A 'highly emotional' job: How UCSF Health's marketing chief aims to increase access to care

UCSF Health marketing leader Sarah Sanders wants to personalize marketing to its patients but not in a way that is "impersonal" or "weird," she told Becker's.

Since Ms. Sanders became chief marketing and brand experience officer of the San Francisco-based academic health system in October 2021, she has been focused on brand strategy and identifying the organization's unique ethos and long-term aspirations — and how her department can help reach them.

She previously led marketing for Jacksonville, Fla.-based Nemours, with prior stops at Philadelphia-based Penn Medicine, Baltimore-based University of Maryland Medical Center and University of Rochester (N.Y.) Medical Center. When she started in the business 25 years ago, the "job was done when we got the print ad to the newspaper," she said. That obviously has changed.

Now the technology is much more sophisticated and the industry concentrates more on growth, she said. Her system is also supremely focused on health equity.

"There's an opportunity to really think about healthcare marketing in a broader way, to relieve the burden of providers and relieve the burden to our consumers and really understand what individual audiences need," she said.

"When people go into healthcare marketing, they're driven differently. It's very mission-driven. This is a complex industry. It's a highly emotional one. It's exciting for me to see how we can add value and make life a little easier for both our consumers and our providers."

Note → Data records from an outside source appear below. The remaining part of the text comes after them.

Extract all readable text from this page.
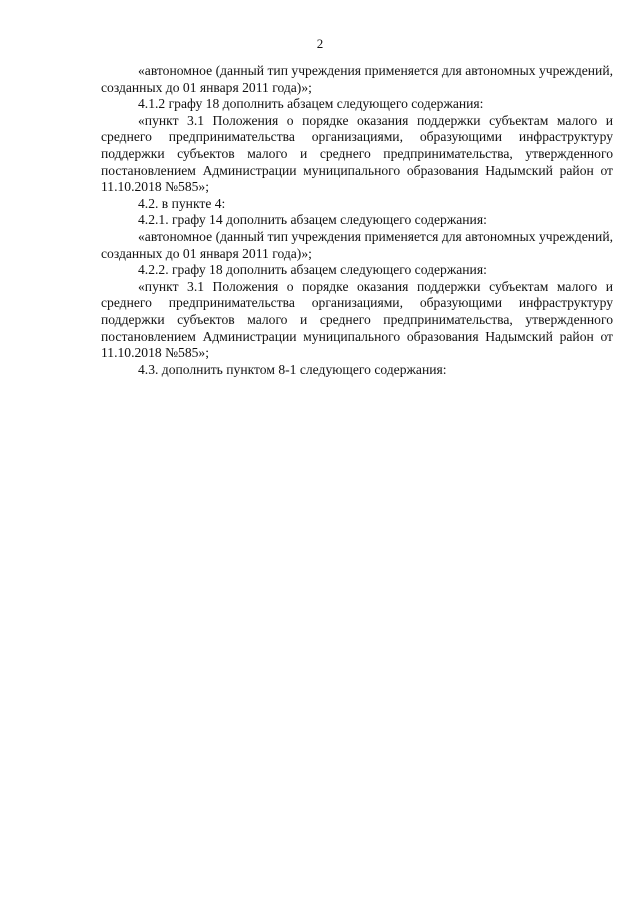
2

«автономное (данный тип учреждения применяется для автономных учреждений, созданных до 01 января 2011 года)»;

4.1.2 графу 18 дополнить абзацем следующего содержания:

«пункт 3.1 Положения о порядке оказания поддержки субъектам малого и среднего предпринимательства организациями, образующими инфраструктуру поддержки субъектов малого и среднего предпринимательства, утвержденного постановлением Администрации муниципального образования Надымский район от 11.10.2018 №585»;

4.2. в пункте 4:

4.2.1. графу 14 дополнить абзацем следующего содержания:

«автономное (данный тип учреждения применяется для автономных учреждений, созданных до 01 января 2011 года)»;

4.2.2. графу 18 дополнить абзацем следующего содержания:

«пункт 3.1 Положения о порядке оказания поддержки субъектам малого и среднего предпринимательства организациями, образующими инфраструктуру поддержки субъектов малого и среднего предпринимательства, утвержденного постановлением Администрации муниципального образования Надымский район от 11.10.2018 №585»;

4.3. дополнить пунктом 8-1 следующего содержания:
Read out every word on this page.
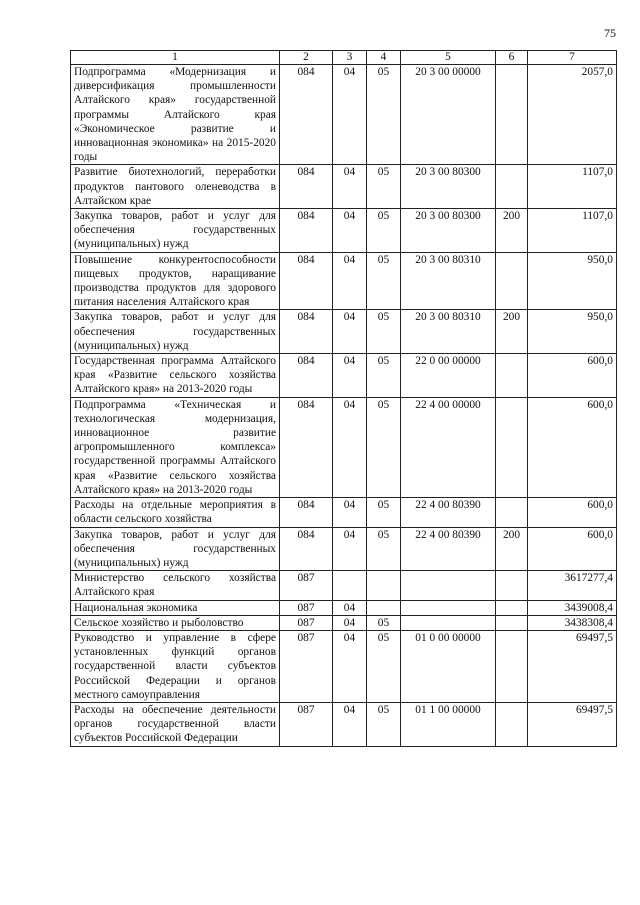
75
1	2	3	4	5	6	7
Подпрограмма «Модернизация и диверсификация промышленности Алтайского края» государственной программы Алтайского края «Экономическое развитие и инновационная экономика» на 2015-2020 годы	084	04	05	20 3 00 00000		2057,0
Развитие биотехнологий, переработки продуктов пантового оленеводства в Алтайском крае	084	04	05	20 3 00 80300		1107,0
Закупка товаров, работ и услуг для обеспечения государственных (муниципальных) нужд	084	04	05	20 3 00 80300	200	1107,0
Повышение конкурентоспособности пищевых продуктов, наращивание производства продуктов для здорового питания населения Алтайского края	084	04	05	20 3 00 80310		950,0
Закупка товаров, работ и услуг для обеспечения государственных (муниципальных) нужд	084	04	05	20 3 00 80310	200	950,0
Государственная программа Алтайского края «Развитие сельского хозяйства Алтайского края» на 2013-2020 годы	084	04	05	22 0 00 00000		600,0
Подпрограмма «Техническая и технологическая модернизация, инновационное развитие агропромышленного комплекса» государственной программы Алтайского края «Развитие сельского хозяйства Алтайского края» на 2013-2020 годы	084	04	05	22 4 00 00000		600,0
Расходы на отдельные мероприятия в области сельского хозяйства	084	04	05	22 4 00 80390		600,0
Закупка товаров, работ и услуг для обеспечения государственных (муниципальных) нужд	084	04	05	22 4 00 80390	200	600,0
Министерство сельского хозяйства Алтайского края	087					3617277,4
Национальная экономика	087	04				3439008,4
Сельское хозяйство и рыболовство	087	04	05			3438308,4
Руководство и управление в сфере установленных функций органов государственной власти субъектов Российской Федерации и органов местного самоуправления	087	04	05	01 0 00 00000		69497,5
Расходы на обеспечение деятельности органов государственной власти субъектов Российской Федерации	087	04	05	01 1 00 00000		69497,5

A big challenge is balancing personalization and privacy, especially with the controversies surrounding pixel tracking technology in healthcare. "I would hate to go on Amazon and they don't anticipate what I need," Ms. Sanders said. "But it's something I've opted into. And so the idea of having preference centers and personalization and capturing what people really want is something that we're building right now.

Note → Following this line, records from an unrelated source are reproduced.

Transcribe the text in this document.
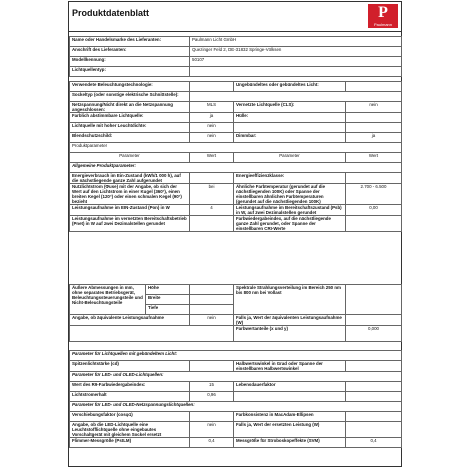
Produktdatenblatt	P
Paulmann
Name oder Handelsmarke des Lieferanten:	Paulmann Licht GmbH		
Anschrift des Lieferanten:	Quezinger Feld 2, DE-31832 Springe-Völksen		
Modellkennung:	50107		
Lichtquellentyp:			

Verwendete Beleuchtungstechnologie:		Ungebündeltes oder gebündeltes Licht:	
Sockeltyp (oder sonstige elektrische Schnittstelle):			
Netzspannung/Nicht direkt an die Netzspannung angeschlossen:	MLS	Vernetzte Lichtquelle (CLS):	nein
Farblich abstimmbare Lichtquelle:	ja	Hülle:	
Lichtquelle mit hoher Leuchtdichte:	nein		
Blendschutzschild:	nein	Dimmbar:	ja
Produktparameter			
Parameter	Wert	Parameter	Wert
Allgemeine Produktparameter:			
Energieverbrauch im Ein-Zustand (kWh/1 000 h), auf die nächstliegende ganze Zahl aufgerundet		Energieeffizienzklasse:	
Nutzlichtstrom (Φuse) mit der Angabe, ob sich der Wert auf den Lichtstrom in einer Kugel (360°), einen breiten Kegel (120°) oder einen schmalen Kegel (90°) bezieht	bei	Ähnliche Farbtemperatur (gerundet auf die nächstliegenden 100K) oder Spanne der einstellbaren ähnlichen Farbtemperaturen (gerundet auf die nächstliegenden 100K)	2.700 - 6.500
Leistungsaufnahme im EIN-Zustand (Pon) in W	4	Leistungsaufnahme im Bereitschaftszustand (Psb) in W, auf zwei Dezimalstellen gerundet	0,00
Leistungsaufnahme im vernetzten Bereitschaftsbetrieb (Pnet) in W auf zwei Dezimalstellen gerundet		Farbwiedergabeindex, auf die nächstliegende ganze Zahl gerundet, oder Spanne der einstellbaren CRI-Werte	
Äußere Abmessungen in mm, ohne separates Betriebsgerät, Beleuchtungssteuerungsteile und Nicht-Beleuchtungsteile	Höhe		Spektrale Strahlungsverteilung im Bereich 250 nm bis 800 nm bei Vollast	
	Breite			
	Tiefe			
Angabe, ob äquivalente Leistungsaufnahme		nein	Falls ja, Wert der äquivalenten Leistungsaufnahme (W)	
			Farbwertanteile (x und y)	0,000
Parameter für Lichtquellen mit gebündeltem Licht:			
Spitzenlichtstärke (cd)		Halbwertswinkel in Grad oder Spanne der einstellbaren Halbwertswinkel	
Parameter für LED- und OLED-Lichtquellen:			
Wert des R9-Farbwiedergabeindex:	15	Lebensdauerfaktor	
Lichtstromerhalt	0,96		
Parameter für LED- und OLED-Netzspannungslichtquellen:			
Verschiebungsfaktor (cosφ1)		Farbkonsistenz in MacAdam-Ellipsen	
Angabe, ob die LED-Lichtquelle eine Leuchtstofflichtquelle ohne eingebautes Vorschaltgerät mit gleichem Sockel ersetzt	nein	Falls ja, Wert der ersetzten Leistung (W)	
Flimmer-Messgröße (PstLM)	0,4	Messgröße für Stroboskopeffekte (SVM)	0,4
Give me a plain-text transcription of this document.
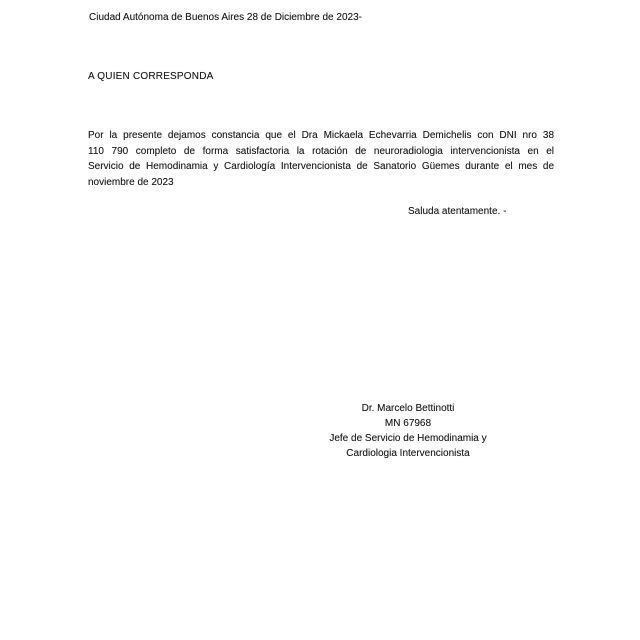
Ciudad Autónoma de Buenos Aires 28 de Diciembre de 2023-
A QUIEN CORRESPONDA
Por la presente dejamos constancia que el Dra Mickaela Echevarria Demichelis con DNI nro 38
110 790 completo de forma satisfactoria la rotación de neuroradiologia intervencionista en el
Servicio de Hemodinamia y Cardiología Intervencionista de Sanatorio Güemes durante el mes de
noviembre de 2023
Saluda atentamente. -
Dr. Marcelo Bettinotti
MN 67968
Jefe de Servicio de Hemodinamia y
Cardiologia Intervencionista
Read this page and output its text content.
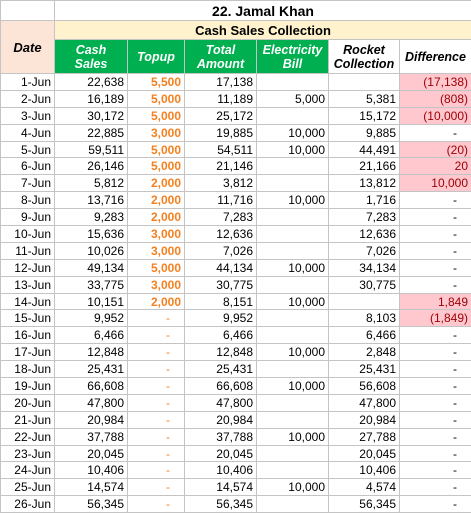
	22. Jamal Khan					
Date	Cash Sales Collection					
	Cash Sales	Topup	Total Amount	Electricity Bill	Rocket Collection	Difference
1-Jun	22,638	5,500	17,138			(17,138)
2-Jun	16,189	5,000	11,189	5,000	5,381	(808)
3-Jun	30,172	5,000	25,172		15,172	(10,000)
4-Jun	22,885	3,000	19,885	10,000	9,885	-
5-Jun	59,511	5,000	54,511	10,000	44,491	(20)
6-Jun	26,146	5,000	21,146		21,166	20
7-Jun	5,812	2,000	3,812		13,812	10,000
8-Jun	13,716	2,000	11,716	10,000	1,716	-
9-Jun	9,283	2,000	7,283		7,283	-
10-Jun	15,636	3,000	12,636		12,636	-
11-Jun	10,026	3,000	7,026		7,026	-
12-Jun	49,134	5,000	44,134	10,000	34,134	-
13-Jun	33,775	3,000	30,775		30,775	-
14-Jun	10,151	2,000	8,151	10,000		1,849
15-Jun	9,952	-	9,952		8,103	(1,849)
16-Jun	6,466	-	6,466		6,466	-
17-Jun	12,848	-	12,848	10,000	2,848	-
18-Jun	25,431	-	25,431		25,431	-
19-Jun	66,608	-	66,608	10,000	56,608	-
20-Jun	47,800	-	47,800		47,800	-
21-Jun	20,984	-	20,984		20,984	-
22-Jun	37,788	-	37,788	10,000	27,788	-
23-Jun	20,045	-	20,045		20,045	-
24-Jun	10,406	-	10,406		10,406	-
25-Jun	14,574	-	14,574	10,000	4,574	-
26-Jun	56,345	-	56,345		56,345	-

"Retargeting feels OK around shoes or something like that. It feels so impersonal or weird in the healthcare space. And so we're trying to find ways to understand consumers, target consumers, but give them options to participate in the journey."

She added that UCSF Health is aiming to personalize marketing to patients "using data that's not based on their experience within our health system."

She said she still spends a lot of time explaining the necessity of her department.

"Even sometimes when you talk to doctors, they're like, 'Do we need any marketing?'" she said. "To be honest, it's not an unreasonable question right now with some of the access challenges that our organization has."

So she spells out how marketing can assist in overcoming those obstacles. For instance, it might direct patients to departments that have appointment openings in the hopes of increasing access in areas that don't.

She also takes cues from other systems. "There are leaders in the industry that have really led the way in national marketing campaigns, like the Mayos and the Mass Generals and Cleveland Clinics," she said. "And so that level of investment and a 'destination strategy' has increased the visibility of marketing in healthcare, something that we didn't see 10 years ago."

So she said she spends only about 40 percent of her time educating people about marketing, compared to about half in the past.

With the level of personalization in other industries like online retail and banking, consumer expectations have changed, Ms. Sanders noted. But healthcare has more stringent privacy rules. And the technology, data and skill sets to deliver that level of consumerism aren't cheap.

"To do that in a non-for-profit industry, and show the value in that, is a fine line. It's a balancing act," she said.